The Bills dismissed director of analytics Michael Lyons and system analyst Peter Linton, Tim Graham of the Buffalo News reports.

Beane, who inherited the analytics staff when he took the Buffalo G.M. job in May, is expected to hire new people for a new analytics department, but it’s unclear exactly what they’ll do in Buffalo. When Bills President Russ Brandon has discussed the analytics people in the past, he detailed their work in areas such as helping the team determine the right ticket prices. That’s not exactly what disciples of Bill James think of when they think of analytics.

It’s unclear how much Beane and Bills coach Sean McDermott think analytics can help with roster building and in-game strategy, but whatever plans the Bills have in the analytics realm, they’ll be going in a different direction.

11 responses to “Bills axe analytics staff

  1. People get confused when they hear about analytics. Smart NFL people have been using analytics for decades. They’ve been analyzing game strategy and player personnel from video tape. Tape study has always been a much more accurate way to analyze, but it’s more time consuming. Much more time consuming. So there is a new generation of “lazy” people who are looking for short cuts. They’re trying to analyze football with measurements and other things that are related to football, but they’re not football. But they can do it in a fraction of the time and then hit the golf course or the local pubs. Eventually they end up in the unemployment line.

  2. Sashay Brown, formerly of the Browns, is available. You can see the “job” he did on, er with the Browns. Think of all those draft picks you can accumulate over the years and all the passes on guys like Wentz and Winston. He’ll get your salary cap way low, too. Win/win for everyone.

  3. “Make the Bills great again”?

    In order to get back to greatness, you need to have been there first and the Bills have never won a thing.

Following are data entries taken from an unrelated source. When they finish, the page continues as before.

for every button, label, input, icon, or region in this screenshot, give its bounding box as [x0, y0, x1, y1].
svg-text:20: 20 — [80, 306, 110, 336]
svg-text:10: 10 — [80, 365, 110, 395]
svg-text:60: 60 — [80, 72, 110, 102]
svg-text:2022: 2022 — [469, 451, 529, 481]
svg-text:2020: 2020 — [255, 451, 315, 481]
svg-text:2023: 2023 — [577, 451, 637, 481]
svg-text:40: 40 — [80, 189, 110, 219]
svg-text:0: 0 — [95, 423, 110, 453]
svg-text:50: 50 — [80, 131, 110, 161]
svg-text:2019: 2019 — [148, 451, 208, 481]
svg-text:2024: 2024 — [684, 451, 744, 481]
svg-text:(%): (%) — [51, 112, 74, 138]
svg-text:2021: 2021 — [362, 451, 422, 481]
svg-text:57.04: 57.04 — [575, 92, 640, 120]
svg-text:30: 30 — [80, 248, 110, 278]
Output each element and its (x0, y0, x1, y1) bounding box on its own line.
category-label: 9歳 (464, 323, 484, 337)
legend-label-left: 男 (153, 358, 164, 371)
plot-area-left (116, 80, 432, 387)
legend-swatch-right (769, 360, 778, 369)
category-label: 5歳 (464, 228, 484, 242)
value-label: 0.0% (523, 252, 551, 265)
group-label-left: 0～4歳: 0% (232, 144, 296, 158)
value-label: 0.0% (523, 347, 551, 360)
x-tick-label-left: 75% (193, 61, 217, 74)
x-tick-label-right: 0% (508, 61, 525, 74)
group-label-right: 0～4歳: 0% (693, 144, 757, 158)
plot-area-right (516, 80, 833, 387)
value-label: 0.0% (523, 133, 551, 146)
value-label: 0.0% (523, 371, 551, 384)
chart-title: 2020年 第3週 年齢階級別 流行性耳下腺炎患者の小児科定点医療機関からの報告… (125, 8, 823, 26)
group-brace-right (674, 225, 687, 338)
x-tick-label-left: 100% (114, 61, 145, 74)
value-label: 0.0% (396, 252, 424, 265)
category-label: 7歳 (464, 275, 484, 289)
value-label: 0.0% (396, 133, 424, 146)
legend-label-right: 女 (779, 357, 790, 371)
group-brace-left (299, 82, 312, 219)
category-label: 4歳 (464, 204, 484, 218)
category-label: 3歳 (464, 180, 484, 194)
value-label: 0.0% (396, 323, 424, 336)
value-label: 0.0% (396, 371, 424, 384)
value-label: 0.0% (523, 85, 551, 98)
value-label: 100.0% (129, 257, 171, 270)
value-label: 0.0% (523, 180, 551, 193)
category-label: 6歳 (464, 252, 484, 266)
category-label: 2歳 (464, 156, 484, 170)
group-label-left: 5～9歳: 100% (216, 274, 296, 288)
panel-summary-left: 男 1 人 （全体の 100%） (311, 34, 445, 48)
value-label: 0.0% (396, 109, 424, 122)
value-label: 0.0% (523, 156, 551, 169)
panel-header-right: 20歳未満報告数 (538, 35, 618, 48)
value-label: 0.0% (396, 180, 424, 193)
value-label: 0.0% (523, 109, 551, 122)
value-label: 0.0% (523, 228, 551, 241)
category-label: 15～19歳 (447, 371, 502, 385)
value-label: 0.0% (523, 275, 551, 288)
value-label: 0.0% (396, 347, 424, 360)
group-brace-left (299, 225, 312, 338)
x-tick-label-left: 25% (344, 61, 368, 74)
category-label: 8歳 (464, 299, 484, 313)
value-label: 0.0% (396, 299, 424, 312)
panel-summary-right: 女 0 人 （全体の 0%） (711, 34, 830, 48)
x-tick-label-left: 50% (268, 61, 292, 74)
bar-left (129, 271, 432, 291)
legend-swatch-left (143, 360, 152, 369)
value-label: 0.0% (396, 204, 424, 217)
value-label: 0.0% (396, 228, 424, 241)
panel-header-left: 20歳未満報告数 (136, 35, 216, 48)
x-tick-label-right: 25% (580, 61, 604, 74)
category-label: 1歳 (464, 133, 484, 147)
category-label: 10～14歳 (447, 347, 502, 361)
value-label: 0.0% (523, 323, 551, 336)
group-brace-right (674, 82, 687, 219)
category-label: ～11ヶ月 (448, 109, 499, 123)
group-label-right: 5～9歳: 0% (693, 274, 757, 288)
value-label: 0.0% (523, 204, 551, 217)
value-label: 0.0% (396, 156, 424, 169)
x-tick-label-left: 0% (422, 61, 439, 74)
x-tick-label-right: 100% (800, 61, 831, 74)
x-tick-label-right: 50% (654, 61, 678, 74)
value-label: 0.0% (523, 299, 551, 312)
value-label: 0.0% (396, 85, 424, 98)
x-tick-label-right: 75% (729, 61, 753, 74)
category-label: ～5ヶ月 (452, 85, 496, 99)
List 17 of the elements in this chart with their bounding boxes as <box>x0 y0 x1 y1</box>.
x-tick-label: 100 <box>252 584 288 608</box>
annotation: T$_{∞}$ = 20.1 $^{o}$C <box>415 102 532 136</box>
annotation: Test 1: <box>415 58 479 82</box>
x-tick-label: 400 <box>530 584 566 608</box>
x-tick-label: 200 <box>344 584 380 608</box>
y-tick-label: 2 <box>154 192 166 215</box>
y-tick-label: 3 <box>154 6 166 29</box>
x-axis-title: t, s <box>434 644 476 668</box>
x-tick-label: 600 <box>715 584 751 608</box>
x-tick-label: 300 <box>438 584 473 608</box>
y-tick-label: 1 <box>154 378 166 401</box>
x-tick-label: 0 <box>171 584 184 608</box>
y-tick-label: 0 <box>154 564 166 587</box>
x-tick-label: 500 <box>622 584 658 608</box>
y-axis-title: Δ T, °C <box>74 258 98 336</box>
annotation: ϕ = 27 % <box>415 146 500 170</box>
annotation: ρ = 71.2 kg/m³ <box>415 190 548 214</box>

  4. If I’m running a company of any type, football team or not, I want my stats guys to be able to analyze ANY data they’re given. “Hey, get me a comprehensive report on 4th down plays by Friday.” Done. “Hey, get me a report on success rates by positon at our current draft slot.” Done. Numbers are numbers and the data is available for everything. They don’t need to be football guys BUT the football guys need to be asking them for the right information and then use it correctly. Your stat guy shouldn’t be making decisions, just crunching numbers for you.